BERKELEY CITY COUNCIL | Nearly two years ago, East Bay resident John Henneberry sat lonely and patiently at the San Lorenzo Library waiting for a soul willing to just listen to his proposal to right the wrongs of President George W. Bush’s presidency. His plan did not stem from the collapse of the nation’s economy and quickly rising unemployment blamed by many on Bush, but even more serious matters, he believed. Henneberry, instead, wants to prosecute the former president for war crimes and he finally has someone listening.
A week after the national press lapped praise on the era of President George W. Bush following the dedication of his presidential library, the Berkeley City Council is poised to bring the two-term commander-in-chief back to reality.
On Tuesday, the Berkeley City Council, famously on the cutting edge of passing progressive resolutions and legislation outside the sphere of the East Bay, will discuss a proposal that would instruct the Alameda County District Attorney to prosecute Bush and others for war crimes committed during the Iraq War.
The proposal may appear symbolic, but Henneberry believes he has a novel approach—focus the prosecution against Bush only for the deaths of Alameda County soldiers killed in action.
In fact, Henneberry’s dogged zeal for the cause has been going on since he read a book by nationally-known attorney Vincent Bugliosi, titled, The Prosecution of George W. Bush for Murder. Henneberry told The Citizen last year the book was the inspiration for his campaign and has spoken and coordinated his efforts with Bugliosi.
The Berkeley resolution was first approved last February by the council’s Peace and Justice Commission, 6-2, with one abstention.

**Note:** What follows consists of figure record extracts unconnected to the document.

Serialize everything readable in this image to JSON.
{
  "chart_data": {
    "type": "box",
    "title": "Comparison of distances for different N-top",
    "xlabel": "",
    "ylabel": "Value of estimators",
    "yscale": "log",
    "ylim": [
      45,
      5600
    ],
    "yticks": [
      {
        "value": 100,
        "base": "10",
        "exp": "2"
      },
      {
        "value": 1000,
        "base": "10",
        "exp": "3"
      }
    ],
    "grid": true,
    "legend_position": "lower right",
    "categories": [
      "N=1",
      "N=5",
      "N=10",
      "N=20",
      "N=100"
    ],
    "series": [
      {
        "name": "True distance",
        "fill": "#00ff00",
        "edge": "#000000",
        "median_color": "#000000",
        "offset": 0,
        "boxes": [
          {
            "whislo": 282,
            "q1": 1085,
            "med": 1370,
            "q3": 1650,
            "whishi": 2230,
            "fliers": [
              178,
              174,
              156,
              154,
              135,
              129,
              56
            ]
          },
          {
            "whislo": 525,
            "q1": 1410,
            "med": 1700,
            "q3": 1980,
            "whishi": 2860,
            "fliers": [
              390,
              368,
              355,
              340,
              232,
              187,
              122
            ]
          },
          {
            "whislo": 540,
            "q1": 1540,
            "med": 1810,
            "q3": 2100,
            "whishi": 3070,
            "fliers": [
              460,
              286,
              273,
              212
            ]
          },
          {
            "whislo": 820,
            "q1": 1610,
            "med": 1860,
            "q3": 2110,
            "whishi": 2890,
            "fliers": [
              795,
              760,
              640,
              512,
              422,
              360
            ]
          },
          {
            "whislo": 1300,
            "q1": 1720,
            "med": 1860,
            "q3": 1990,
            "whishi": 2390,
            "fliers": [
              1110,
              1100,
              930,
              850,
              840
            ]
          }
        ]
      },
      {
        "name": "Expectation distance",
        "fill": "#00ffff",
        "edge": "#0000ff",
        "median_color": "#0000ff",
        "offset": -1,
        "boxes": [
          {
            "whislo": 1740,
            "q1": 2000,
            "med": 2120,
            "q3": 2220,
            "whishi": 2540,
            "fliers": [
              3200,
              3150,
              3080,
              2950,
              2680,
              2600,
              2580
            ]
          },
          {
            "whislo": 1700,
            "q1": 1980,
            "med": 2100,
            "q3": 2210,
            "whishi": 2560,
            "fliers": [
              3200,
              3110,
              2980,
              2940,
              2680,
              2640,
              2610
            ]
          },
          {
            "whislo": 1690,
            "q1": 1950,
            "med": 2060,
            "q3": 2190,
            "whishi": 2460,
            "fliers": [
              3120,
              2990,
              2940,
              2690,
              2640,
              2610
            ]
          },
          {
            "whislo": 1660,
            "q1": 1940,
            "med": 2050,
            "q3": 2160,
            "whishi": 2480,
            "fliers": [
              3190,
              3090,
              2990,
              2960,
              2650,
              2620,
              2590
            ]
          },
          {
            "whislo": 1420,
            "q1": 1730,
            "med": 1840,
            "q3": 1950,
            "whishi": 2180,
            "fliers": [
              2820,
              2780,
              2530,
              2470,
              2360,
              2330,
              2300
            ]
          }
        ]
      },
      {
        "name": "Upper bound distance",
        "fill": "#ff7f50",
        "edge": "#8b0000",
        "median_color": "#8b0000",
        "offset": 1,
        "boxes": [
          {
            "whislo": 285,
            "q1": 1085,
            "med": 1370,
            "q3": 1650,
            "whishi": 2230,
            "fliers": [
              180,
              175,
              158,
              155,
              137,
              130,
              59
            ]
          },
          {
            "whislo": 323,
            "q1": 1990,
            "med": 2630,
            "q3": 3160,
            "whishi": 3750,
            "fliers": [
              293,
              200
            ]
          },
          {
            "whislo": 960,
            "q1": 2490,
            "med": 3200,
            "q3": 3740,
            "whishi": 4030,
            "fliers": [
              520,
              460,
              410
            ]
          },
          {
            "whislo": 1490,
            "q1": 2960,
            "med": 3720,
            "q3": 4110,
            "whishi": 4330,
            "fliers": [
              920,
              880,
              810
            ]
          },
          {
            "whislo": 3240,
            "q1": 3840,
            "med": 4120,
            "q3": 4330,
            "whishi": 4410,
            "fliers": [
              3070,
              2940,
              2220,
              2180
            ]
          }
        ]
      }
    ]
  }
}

The Berkeley city manager’s office took no position on the matter, according to the staff report.
If the resolution is approved, a letter will be sent to Alameda County District Attorney Nancy O’Malley asking her office to “prosecute George W. Bush and his co-conspirators for murder for the deaths of Alameda County resident that were killed in Iraq as a result of the 2003 invasion of that country.”
The legal rationale for bringing the case to the county D.A. stems from an announcement in 2009 the federal government would not seek to prosecute any member of the Bush administration for any crimes allegedly committing during the run-up to war in 2003 and after. Therefore, according to Henneberry and the proposed resolution, Alameda County is the next avenue for prosecution. Eleven Alameda County residents have been killed in the war, according to the resolution.
The crux of the argument surrounds allegations the Bush administration deceived the American people over the reasons for invading Iraq in March 2003 and invalidated congress’ approval for military action.
The resolution also names Donald Rumsfeld and Condoleezza Rice, but reserves stern condemnation for Bush, holding him “criminally accountable for their actions before any tribunal with jurisdiction over the matter.”
Henneberry’s keen sense of right and wrong also extends closer to his Tri Cities home. When Mary Hayashi, the former Hayward assemblywoman was charged with shoplifting from Neiman Marcus in 2010, it was Henneberry who repeatedly called her office asking her to resign.
When she ignored his demands, he painted his plea on a large plywood sign and stood on the street corner near Hayashi’s office. He continued his one-man protest even after Hayashi’s staff called the police asking him to leave. Clearly exercising his right to free speech, Henneberry returned the next day and the day after.